Et il y a l’ennui d’une existence relativement monotone. Le point de vue est minoritaire mais il existe. Gadi, par exemple, ne cache pas son attrait d’une vie dans une grande ville.
Djerba, île touristique par excellence, ne manque pas de cafés, de boîtes de nuit et autres divertissements, mais avec qui en profiter ?
« Nous n’avons aucun problème avec les musulmans. Mais on vit côte à côte, plutôt qu’ensemble », constate-t-il. Mehir Bitan a des amis musulmans et profite de la vie djerbienne mais il concède que c’est parce que, lui, gagne bien sa vie.
Alors, il reste les fêtes religieuses. Les mariages et Bar Mitsvah sont autant d’occasions d’investir la salle des fêtes. Il n’est pas rare que les familles installées en Europe, et même en Israël, se déplacent alors.

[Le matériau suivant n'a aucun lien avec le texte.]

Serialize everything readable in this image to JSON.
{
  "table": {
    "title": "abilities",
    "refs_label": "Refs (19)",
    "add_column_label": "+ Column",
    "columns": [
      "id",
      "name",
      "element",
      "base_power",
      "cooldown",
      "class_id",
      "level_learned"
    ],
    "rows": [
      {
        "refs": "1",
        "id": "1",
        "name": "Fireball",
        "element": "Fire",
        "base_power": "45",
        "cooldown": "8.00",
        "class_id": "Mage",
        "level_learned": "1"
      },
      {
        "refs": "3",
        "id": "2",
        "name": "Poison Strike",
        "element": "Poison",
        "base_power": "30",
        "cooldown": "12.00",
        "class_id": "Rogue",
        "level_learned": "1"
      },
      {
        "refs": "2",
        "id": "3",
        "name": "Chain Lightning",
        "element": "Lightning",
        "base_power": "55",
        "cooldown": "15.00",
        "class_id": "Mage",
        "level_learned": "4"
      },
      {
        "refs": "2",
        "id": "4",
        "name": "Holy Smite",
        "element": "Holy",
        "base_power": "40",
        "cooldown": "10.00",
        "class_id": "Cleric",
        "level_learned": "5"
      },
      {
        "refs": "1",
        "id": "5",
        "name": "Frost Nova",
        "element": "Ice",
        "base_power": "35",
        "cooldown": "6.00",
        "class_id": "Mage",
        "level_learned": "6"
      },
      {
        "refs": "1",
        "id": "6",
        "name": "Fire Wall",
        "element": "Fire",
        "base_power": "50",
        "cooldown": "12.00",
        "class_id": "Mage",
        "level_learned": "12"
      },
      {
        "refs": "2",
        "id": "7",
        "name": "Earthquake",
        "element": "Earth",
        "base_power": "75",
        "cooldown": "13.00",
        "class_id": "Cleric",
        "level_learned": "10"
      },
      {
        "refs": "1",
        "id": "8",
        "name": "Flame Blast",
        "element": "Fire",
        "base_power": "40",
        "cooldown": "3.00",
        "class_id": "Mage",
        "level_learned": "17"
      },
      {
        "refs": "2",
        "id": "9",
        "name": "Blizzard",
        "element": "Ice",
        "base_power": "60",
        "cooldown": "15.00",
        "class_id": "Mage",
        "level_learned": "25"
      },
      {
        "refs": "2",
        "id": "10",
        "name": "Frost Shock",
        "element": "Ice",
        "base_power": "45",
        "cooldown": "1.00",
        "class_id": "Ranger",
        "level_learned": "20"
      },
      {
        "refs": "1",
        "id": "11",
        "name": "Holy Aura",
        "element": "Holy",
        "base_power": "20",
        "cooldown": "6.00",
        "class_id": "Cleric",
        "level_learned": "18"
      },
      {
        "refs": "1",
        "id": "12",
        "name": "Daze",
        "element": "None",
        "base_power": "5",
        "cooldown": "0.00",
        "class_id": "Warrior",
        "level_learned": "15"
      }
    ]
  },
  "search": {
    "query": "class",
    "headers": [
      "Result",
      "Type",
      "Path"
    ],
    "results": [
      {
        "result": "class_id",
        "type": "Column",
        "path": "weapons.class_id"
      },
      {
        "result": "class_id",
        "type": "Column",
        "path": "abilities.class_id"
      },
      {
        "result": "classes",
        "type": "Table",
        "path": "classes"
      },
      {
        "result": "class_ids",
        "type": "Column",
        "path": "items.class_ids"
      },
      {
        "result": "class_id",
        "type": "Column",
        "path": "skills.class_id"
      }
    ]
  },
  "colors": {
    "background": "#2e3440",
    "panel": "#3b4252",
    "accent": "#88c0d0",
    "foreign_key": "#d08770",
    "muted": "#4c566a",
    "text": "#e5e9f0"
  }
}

« Même Abdelfatah Mourou [membre d’Ennahdha et vice-président de l’Assemblée nationale] vient nous voir dans les grandes occasions. Il est plus proche de nous que des dirigeants de Nidaa Tounes [parti présidentiel fondé sur une base anti-islamiste] », s’amuse Mehir Bitan.
Le pèlerinage de la Ghriba est, évidemment, le grand moment de la communauté. La synagogue, située à 7 km au sud de Hara Kebira, est le lieux de convergence pour célébrer Lag Ba’omer qui commémore la fin de désastres pour les juifs de Judée. Des croyants du monde entier converge alors dans le lieu saint qui contiendrait des vestiges du Temple de Salomon.